Approximately 50 presentations divided into diverse categories will be delivered in several concurrent sessions throughout the day, grouped in broad categories including sustainability, resilience, heritage, management, and pedagogy.
The event is open to the public and there is no fee, but due to limited seating registration is required. A continental breakfast, lunch and refreshments will be served to all symposium registrants. Classes at the college are cancelled so students can attend the presentations.
Highlighting the faculty presentations will be an 11:30 a.m. keynote address in Preston Geren Auditorium featuring Jutta Friedrichs, Sandra Richter and Nan Zhao, who founded the startup, Changing Environments, to develop smart, solar-powered public spaces catering to mobile devices users.

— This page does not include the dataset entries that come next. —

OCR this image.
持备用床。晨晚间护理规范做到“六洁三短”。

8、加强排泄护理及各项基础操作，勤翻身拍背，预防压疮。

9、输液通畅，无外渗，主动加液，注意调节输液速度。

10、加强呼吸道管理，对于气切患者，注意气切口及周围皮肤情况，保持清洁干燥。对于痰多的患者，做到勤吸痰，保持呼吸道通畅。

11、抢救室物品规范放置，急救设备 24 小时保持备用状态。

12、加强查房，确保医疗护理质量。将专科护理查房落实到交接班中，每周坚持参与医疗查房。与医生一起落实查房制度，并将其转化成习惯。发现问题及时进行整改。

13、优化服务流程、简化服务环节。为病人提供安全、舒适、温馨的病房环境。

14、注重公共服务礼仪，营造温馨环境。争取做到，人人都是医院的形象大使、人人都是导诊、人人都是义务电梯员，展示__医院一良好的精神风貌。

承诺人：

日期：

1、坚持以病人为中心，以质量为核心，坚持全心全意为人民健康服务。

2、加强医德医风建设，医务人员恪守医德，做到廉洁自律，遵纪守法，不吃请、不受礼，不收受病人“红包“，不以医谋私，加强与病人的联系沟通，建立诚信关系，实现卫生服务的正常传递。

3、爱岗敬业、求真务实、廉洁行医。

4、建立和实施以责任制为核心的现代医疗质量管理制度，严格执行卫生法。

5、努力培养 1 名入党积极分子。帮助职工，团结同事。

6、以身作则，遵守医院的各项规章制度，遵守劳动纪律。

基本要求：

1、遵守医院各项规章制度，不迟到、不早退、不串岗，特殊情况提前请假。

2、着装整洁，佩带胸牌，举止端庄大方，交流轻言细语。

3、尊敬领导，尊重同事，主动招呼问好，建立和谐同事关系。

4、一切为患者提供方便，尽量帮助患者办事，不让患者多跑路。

One of their creations, the Soofa, is solar-powered park bench that charges cell phones, monitors noise levels, air quality and weather and wirelessly uploads the collected data to the in Internet. So far, seven Soofas have been placed in public areas in Boston.
A Soofa was touted by the Wall Street Journal as one of the highlights of a June 2014 exhibition of tech inventions hosted by the White House. At the event, Richter provided a demonstration of the Soofa’s capabilities to President Obama.
“We’re all from Germany, where solar energy is very popular,” said Richter, the startup’s chief executive. “We were thinking about how we can change public opinion to accept more solar … and start a dialogue about air quality and renewable energy in cities.”
The college’s annual symposium was established to underscore the influence of research on teaching and practice. It also serves as a catalyst for research-informed teaching in the College of Architecture's degree programs. And, because many of the presentations were originally delivered at scholarly venues abroad, the event also showcases the global influence of research conducted by college faculty.
The schedule of presentations will be posted when available.